According to the second embodiment, chromium or a chromium compound is used as the peeling film 4. Since chromium (Cr) is the same Group 6 element as tungsten (W), it has good compatibility with tungsten (W) in view of the crystal structure and the coefficient of linear expansion. That is, the adhesion between the protective film 3 and the peeling film 4 is increased, and the occurrence of poor adhesion when using the mold can be suppressed.

Embodiment 3.
FIG. 6 is a sectional view showing a state in which a first resist is applied to a mold base material in a molding die according to Embodiment 3 of the present invention, and FIG. 7 is a molding die according to Embodiment 3 of the present invention. FIG. 8 is a cross-sectional view showing a state in which a protective film is formed on the mold base material in FIG. 8; 9 is a sectional view showing a state in which a protective film, a release film and a release film are formed on the die base material in the molding die according to Embodiment 3 of the present invention, and FIG. It is sectional drawing which shows the metal mold | die which concerns on Embodiment 3 of invention.

  In FIG. 10, a molding die 10 includes a die base material 2, a protective film 11 formed so as to cover the molding surface 2 a and the side surface 2 b of the die base material 2, and a surface of the protective film 11. The release film 12 is formed so as to cover the protective film 11 except for the peripheral portion, and the release film 13 is formed so as to cover the entire surface of the release film 12. The peeling film 12 is formed of any one of nickel-phosphorus, gold, chromium, and chromium oxide used in the first and second embodiments. Protective film 11 and release film 13 are made of the same material as protective film 3 and release film 5 in the first and second embodiments. The release film 12 and the release film 13 have a structure that covers the entire molding surface 2a of the mold base material 2 and a part of the side surface 2b, and the peripheral edge of the protective film 11 is exposed over the entire circumference. .

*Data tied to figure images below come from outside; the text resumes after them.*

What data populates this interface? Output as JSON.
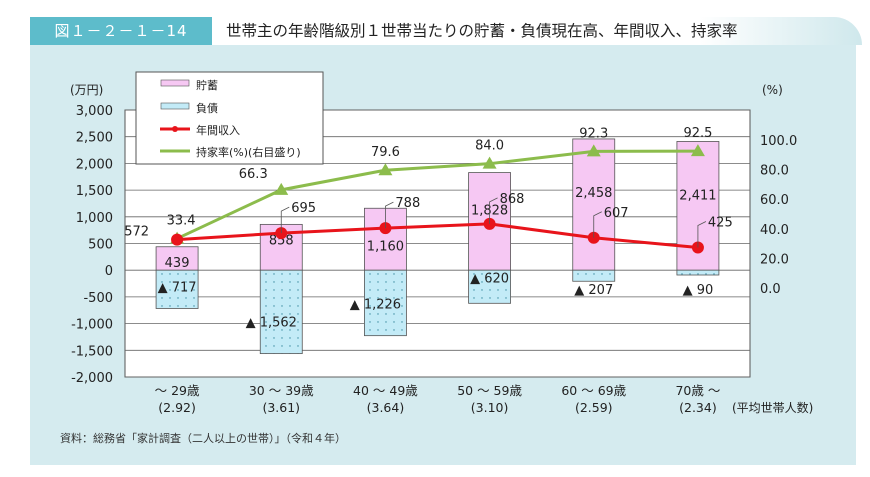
{
  "header": {
    "figure_number": "図１－２－１－14",
    "title": "世帯主の年齢階級別１世帯当たりの貯蓄・負債現在高、年間収入、持家率"
  },
  "source": "資料：総務省「家計調査（二人以上の世帯）」（令和４年）",
  "chart_data": {
    "type": "bar",
    "categories": [
      "～ 29歳",
      "30 ～ 39歳",
      "40 ～ 49歳",
      "50 ～ 59歳",
      "60 ～ 69歳",
      "70歳 ～"
    ],
    "household_sizes": [
      "(2.92)",
      "(3.61)",
      "(3.64)",
      "(3.10)",
      "(2.59)",
      "(2.34)"
    ],
    "household_size_label": "(平均世帯人数)",
    "left_axis": {
      "unit": "(万円)",
      "ylim": [
        -2000,
        3000
      ],
      "ticks": [
        "3,000",
        "2,500",
        "2,000",
        "1,500",
        "1,000",
        "500",
        "0",
        "-500",
        "-1,000",
        "-1,500",
        "-2,000"
      ],
      "tick_values": [
        3000,
        2500,
        2000,
        1500,
        1000,
        500,
        0,
        -500,
        -1000,
        -1500,
        -2000
      ]
    },
    "right_axis": {
      "unit": "(%)",
      "ylim": [
        0,
        100
      ],
      "ticks": [
        "100.0",
        "80.0",
        "60.0",
        "40.0",
        "20.0",
        "0.0"
      ],
      "tick_values": [
        100,
        80,
        60,
        40,
        20,
        0
      ]
    },
    "series": [
      {
        "name": "貯蓄",
        "type": "bar",
        "color": "#f6c8f3",
        "values": [
          439,
          858,
          1160,
          1828,
          2458,
          2411
        ],
        "labels": [
          "439",
          "858",
          "1,160",
          "1,828",
          "2,458",
          "2,411"
        ]
      },
      {
        "name": "負債",
        "type": "bar",
        "color": "#c3ebf7",
        "values": [
          -717,
          -1562,
          -1226,
          -620,
          -207,
          -90
        ],
        "labels": [
          "▲ 717",
          "▲ 1,562",
          "▲ 1,226",
          "▲ 620",
          "▲ 207",
          "▲ 90"
        ]
      },
      {
        "name": "年間収入",
        "type": "line",
        "color": "#e8141b",
        "values": [
          572,
          695,
          788,
          868,
          607,
          425
        ],
        "labels": [
          "572",
          "695",
          "788",
          "868",
          "607",
          "425"
        ]
      },
      {
        "name": "持家率(%)(右目盛り)",
        "type": "line",
        "axis": "right",
        "color": "#8cbc4c",
        "values": [
          33.4,
          66.3,
          79.6,
          84.0,
          92.3,
          92.5
        ],
        "labels": [
          "33.4",
          "66.3",
          "79.6",
          "84.0",
          "92.3",
          "92.5"
        ]
      }
    ],
    "grid": true,
    "legend": "top-left"
  }
}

  Next, a method of manufacturing the molding die 10 according to the third embodiment will be described.

First, the die base material 2 processed into a desired shape is prepared. Next, as shown in FIG. 6, the first resist 22 is applied to the mold base material 2 so that the molding surface 2a and the side surface 2b are exposed.
Next, as shown in FIG. 7, the protective film 3 is formed on the die base material 2 by a dry film forming technique such as sputtering or vacuum deposition. Then, the first resist 22 is removed, and as shown in FIG. 8, the second resist 23 is applied to the mold base material 2 so as to cover the peripheral portion of the protective film 11 over the entire circumference. Then, as shown in FIG. 9, the release film 4 and the release film 5 are protected by a dry film forming technique such as sputtering or vacuum deposition, or a wet film forming technique by electroplating. Form on 11. Further, the second resist 23 is removed, and the molding die 10 shown in FIG. 10 is manufactured.
The specific method of forming the protective film 11 and the peeling film 12 is the same as in the first and second embodiments.

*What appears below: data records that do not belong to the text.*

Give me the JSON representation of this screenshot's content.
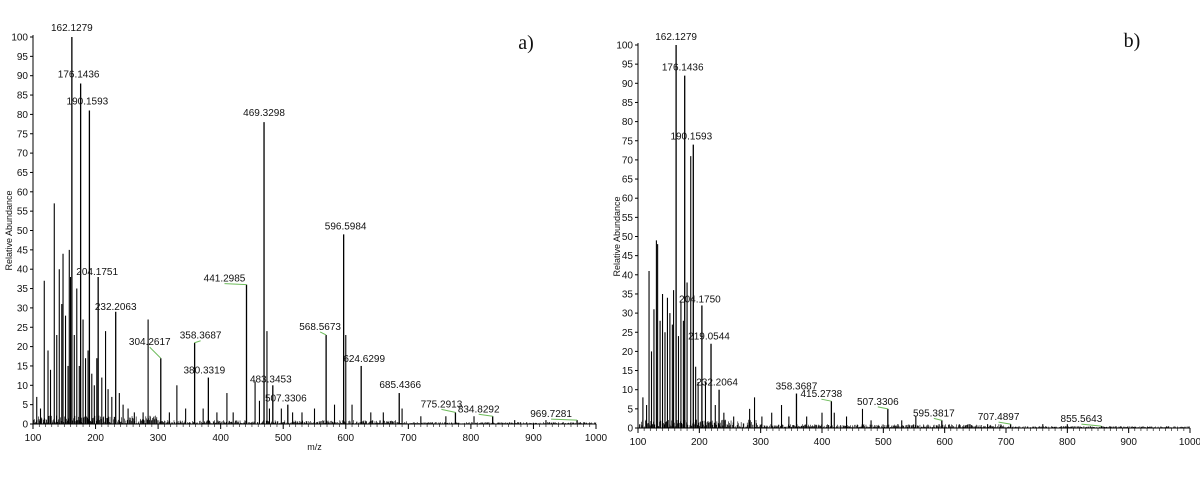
{
  "chart_data": [
    {
      "type": "bar",
      "panel_label": "a)",
      "xlabel": "m/z",
      "ylabel": "Relative Abundance",
      "xlim": [
        100,
        1000
      ],
      "ylim": [
        0,
        100
      ],
      "x_ticks": [
        100,
        200,
        300,
        400,
        500,
        600,
        700,
        800,
        900,
        1000
      ],
      "y_ticks": [
        0,
        5,
        10,
        15,
        20,
        25,
        30,
        35,
        40,
        45,
        50,
        55,
        60,
        65,
        70,
        75,
        80,
        85,
        90,
        95,
        100
      ],
      "grid": false,
      "labeled_peaks": [
        {
          "mz": 162.1279,
          "label": "162.1279",
          "intensity": 100
        },
        {
          "mz": 176.1436,
          "label": "176.1436",
          "intensity": 88
        },
        {
          "mz": 190.1593,
          "label": "190.1593",
          "intensity": 81
        },
        {
          "mz": 204.1751,
          "label": "204.1751",
          "intensity": 38
        },
        {
          "mz": 232.2063,
          "label": "232.2063",
          "intensity": 29
        },
        {
          "mz": 304.2617,
          "label": "304.2617",
          "intensity": 17
        },
        {
          "mz": 358.3687,
          "label": "358.3687",
          "intensity": 21
        },
        {
          "mz": 380.3319,
          "label": "380.3319",
          "intensity": 12
        },
        {
          "mz": 441.2985,
          "label": "441.2985",
          "intensity": 36
        },
        {
          "mz": 469.3298,
          "label": "469.3298",
          "intensity": 78
        },
        {
          "mz": 483.3453,
          "label": "483.3453",
          "intensity": 10
        },
        {
          "mz": 507.3306,
          "label": "507.3306",
          "intensity": 5
        },
        {
          "mz": 568.5673,
          "label": "568.5673",
          "intensity": 23
        },
        {
          "mz": 596.5984,
          "label": "596.5984",
          "intensity": 49
        },
        {
          "mz": 624.6299,
          "label": "624.6299",
          "intensity": 15
        },
        {
          "mz": 685.4366,
          "label": "685.4366",
          "intensity": 8
        },
        {
          "mz": 775.2913,
          "label": "775.2913",
          "intensity": 3
        },
        {
          "mz": 834.8292,
          "label": "834.8292",
          "intensity": 2
        },
        {
          "mz": 969.7281,
          "label": "969.7281",
          "intensity": 1
        }
      ],
      "unlabeled_peaks": [
        {
          "mz": 106,
          "intensity": 7
        },
        {
          "mz": 112,
          "intensity": 4
        },
        {
          "mz": 118,
          "intensity": 37
        },
        {
          "mz": 124,
          "intensity": 19
        },
        {
          "mz": 128,
          "intensity": 14
        },
        {
          "mz": 134,
          "intensity": 57
        },
        {
          "mz": 138,
          "intensity": 23
        },
        {
          "mz": 142,
          "intensity": 40
        },
        {
          "mz": 146,
          "intensity": 31
        },
        {
          "mz": 148,
          "intensity": 44
        },
        {
          "mz": 152,
          "intensity": 28
        },
        {
          "mz": 156,
          "intensity": 15
        },
        {
          "mz": 158,
          "intensity": 45
        },
        {
          "mz": 160,
          "intensity": 38
        },
        {
          "mz": 166,
          "intensity": 23
        },
        {
          "mz": 170,
          "intensity": 35
        },
        {
          "mz": 174,
          "intensity": 15
        },
        {
          "mz": 180,
          "intensity": 27
        },
        {
          "mz": 184,
          "intensity": 17
        },
        {
          "mz": 188,
          "intensity": 19
        },
        {
          "mz": 194,
          "intensity": 13
        },
        {
          "mz": 198,
          "intensity": 10
        },
        {
          "mz": 202,
          "intensity": 17
        },
        {
          "mz": 210,
          "intensity": 12
        },
        {
          "mz": 216,
          "intensity": 24
        },
        {
          "mz": 220,
          "intensity": 9
        },
        {
          "mz": 226,
          "intensity": 7
        },
        {
          "mz": 238,
          "intensity": 8
        },
        {
          "mz": 244,
          "intensity": 5
        },
        {
          "mz": 252,
          "intensity": 4
        },
        {
          "mz": 262,
          "intensity": 3
        },
        {
          "mz": 276,
          "intensity": 3
        },
        {
          "mz": 284,
          "intensity": 27
        },
        {
          "mz": 318,
          "intensity": 3
        },
        {
          "mz": 330,
          "intensity": 10
        },
        {
          "mz": 344,
          "intensity": 4
        },
        {
          "mz": 372,
          "intensity": 4
        },
        {
          "mz": 394,
          "intensity": 3
        },
        {
          "mz": 410,
          "intensity": 8
        },
        {
          "mz": 420,
          "intensity": 3
        },
        {
          "mz": 455,
          "intensity": 11
        },
        {
          "mz": 462,
          "intensity": 6
        },
        {
          "mz": 474,
          "intensity": 24
        },
        {
          "mz": 478,
          "intensity": 4
        },
        {
          "mz": 497,
          "intensity": 4
        },
        {
          "mz": 515,
          "intensity": 3
        },
        {
          "mz": 530,
          "intensity": 3
        },
        {
          "mz": 550,
          "intensity": 4
        },
        {
          "mz": 582,
          "intensity": 5
        },
        {
          "mz": 600,
          "intensity": 23
        },
        {
          "mz": 610,
          "intensity": 5
        },
        {
          "mz": 640,
          "intensity": 3
        },
        {
          "mz": 660,
          "intensity": 3
        },
        {
          "mz": 690,
          "intensity": 4
        },
        {
          "mz": 720,
          "intensity": 2
        },
        {
          "mz": 760,
          "intensity": 2
        },
        {
          "mz": 805,
          "intensity": 2
        },
        {
          "mz": 870,
          "intensity": 1
        },
        {
          "mz": 920,
          "intensity": 1
        }
      ]
    },
    {
      "type": "bar",
      "panel_label": "b)",
      "xlabel": "",
      "ylabel": "Relative Abundance",
      "xlim": [
        100,
        1000
      ],
      "ylim": [
        0,
        100
      ],
      "x_ticks": [
        100,
        200,
        300,
        400,
        500,
        600,
        700,
        800,
        900,
        1000
      ],
      "y_ticks": [
        0,
        5,
        10,
        15,
        20,
        25,
        30,
        35,
        40,
        45,
        50,
        55,
        60,
        65,
        70,
        75,
        80,
        85,
        90,
        95,
        100
      ],
      "grid": false,
      "labeled_peaks": [
        {
          "mz": 162.1279,
          "label": "162.1279",
          "intensity": 100
        },
        {
          "mz": 176.1436,
          "label": "176.1436",
          "intensity": 92
        },
        {
          "mz": 190.1593,
          "label": "190.1593",
          "intensity": 74
        },
        {
          "mz": 204.175,
          "label": "204.1750",
          "intensity": 32
        },
        {
          "mz": 219.0544,
          "label": "219.0544",
          "intensity": 22
        },
        {
          "mz": 232.2064,
          "label": "232.2064",
          "intensity": 10
        },
        {
          "mz": 358.3687,
          "label": "358.3687",
          "intensity": 9
        },
        {
          "mz": 415.2738,
          "label": "415.2738",
          "intensity": 7
        },
        {
          "mz": 507.3306,
          "label": "507.3306",
          "intensity": 5
        },
        {
          "mz": 595.3817,
          "label": "595.3817",
          "intensity": 2
        },
        {
          "mz": 707.4897,
          "label": "707.4897",
          "intensity": 1
        },
        {
          "mz": 855.5643,
          "label": "855.5643",
          "intensity": 0.5
        }
      ],
      "unlabeled_peaks": [
        {
          "mz": 108,
          "intensity": 8
        },
        {
          "mz": 114,
          "intensity": 6
        },
        {
          "mz": 118,
          "intensity": 41
        },
        {
          "mz": 122,
          "intensity": 20
        },
        {
          "mz": 126,
          "intensity": 31
        },
        {
          "mz": 130,
          "intensity": 49
        },
        {
          "mz": 132,
          "intensity": 48
        },
        {
          "mz": 136,
          "intensity": 28
        },
        {
          "mz": 140,
          "intensity": 35
        },
        {
          "mz": 144,
          "intensity": 25
        },
        {
          "mz": 148,
          "intensity": 34
        },
        {
          "mz": 152,
          "intensity": 30
        },
        {
          "mz": 156,
          "intensity": 27
        },
        {
          "mz": 158,
          "intensity": 36
        },
        {
          "mz": 166,
          "intensity": 24
        },
        {
          "mz": 170,
          "intensity": 33
        },
        {
          "mz": 174,
          "intensity": 28
        },
        {
          "mz": 180,
          "intensity": 38
        },
        {
          "mz": 186,
          "intensity": 71
        },
        {
          "mz": 194,
          "intensity": 16
        },
        {
          "mz": 198,
          "intensity": 12
        },
        {
          "mz": 210,
          "intensity": 12
        },
        {
          "mz": 226,
          "intensity": 6
        },
        {
          "mz": 240,
          "intensity": 4
        },
        {
          "mz": 256,
          "intensity": 3
        },
        {
          "mz": 282,
          "intensity": 5
        },
        {
          "mz": 290,
          "intensity": 8
        },
        {
          "mz": 302,
          "intensity": 3
        },
        {
          "mz": 318,
          "intensity": 4
        },
        {
          "mz": 334,
          "intensity": 6
        },
        {
          "mz": 346,
          "intensity": 3
        },
        {
          "mz": 375,
          "intensity": 3
        },
        {
          "mz": 400,
          "intensity": 4
        },
        {
          "mz": 420,
          "intensity": 4
        },
        {
          "mz": 440,
          "intensity": 3
        },
        {
          "mz": 466,
          "intensity": 5
        },
        {
          "mz": 480,
          "intensity": 2
        },
        {
          "mz": 530,
          "intensity": 2
        },
        {
          "mz": 553,
          "intensity": 3
        },
        {
          "mz": 640,
          "intensity": 1
        },
        {
          "mz": 670,
          "intensity": 1
        },
        {
          "mz": 760,
          "intensity": 1
        },
        {
          "mz": 800,
          "intensity": 1
        }
      ]
    }
  ]
}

The molding die 10 according to the third embodiment includes a die base material 2, a protective film 11 made of tungsten (W) on the die base material 2, and nickel-phosphorus (Ni-P) on the protective film 11. , Gold (Au), chromium (Cr), or chromium oxide (Cr ₂ O ₃ ), a peeling film 12, and platinum (Pt), palladium (Pd), iridium (Ir) on the peeling film 12. , A release film 13 made of one metal selected from rhodium (Rh) and ruthenium (Ru) or an alloy combining a plurality of metals.

  Therefore, in the third embodiment, the release film 12 having a high chemical reactivity is formed on the mold base material 2 side of the release film 13 which has a low chemical reactivity and is difficult to be physically removed by polishing or grinding. Therefore, the mold release film 13 can be removed at the same time by dissolving and removing the release film 12 when the mold is regenerated. Therefore, also in the third embodiment, the same effect as in the first embodiment can be obtained.

  In the first and second embodiments, the protective film 3, the peeling film 4, and the release film 5 cover the molding surface 2a of the mold base material 2 with their side surfaces flush with each other. 2b is exposed. Therefore, at the time of peeling the peeling film 3, the peeling liquid may come into contact with the side surface 2b of the mold base material 2 depending on the immersion state of the mold base material 2 in the peeling liquid, and the interface between the mold base material 2 and the protective film 11 may be removed. There was a risk of damage. When the interface between the die base material 2 and the protective film 11 is damaged, it is necessary to perform additional dimensioning of the die.

  In the third embodiment, the protective film 11 is formed so as to cover the molding surface 2a and the side surface 2b of the mold base material 2, and the release film 12 and the release film 13 expose only the peripheral portion of the protective film 11. Since it is formed so as to prevent the release liquid from coming into contact with the side surface 2b of the mold base material 2 at the time of peeling the release film 12, the release liquid is removed from the mold base material 2 and the protective film 11. Does not damage the interface. Therefore, it is not necessary to perform dimensioning by additional machining of the mold due to damage to the mold base material 2, and therefore the reclaiming work of the release film 13 becomes easy.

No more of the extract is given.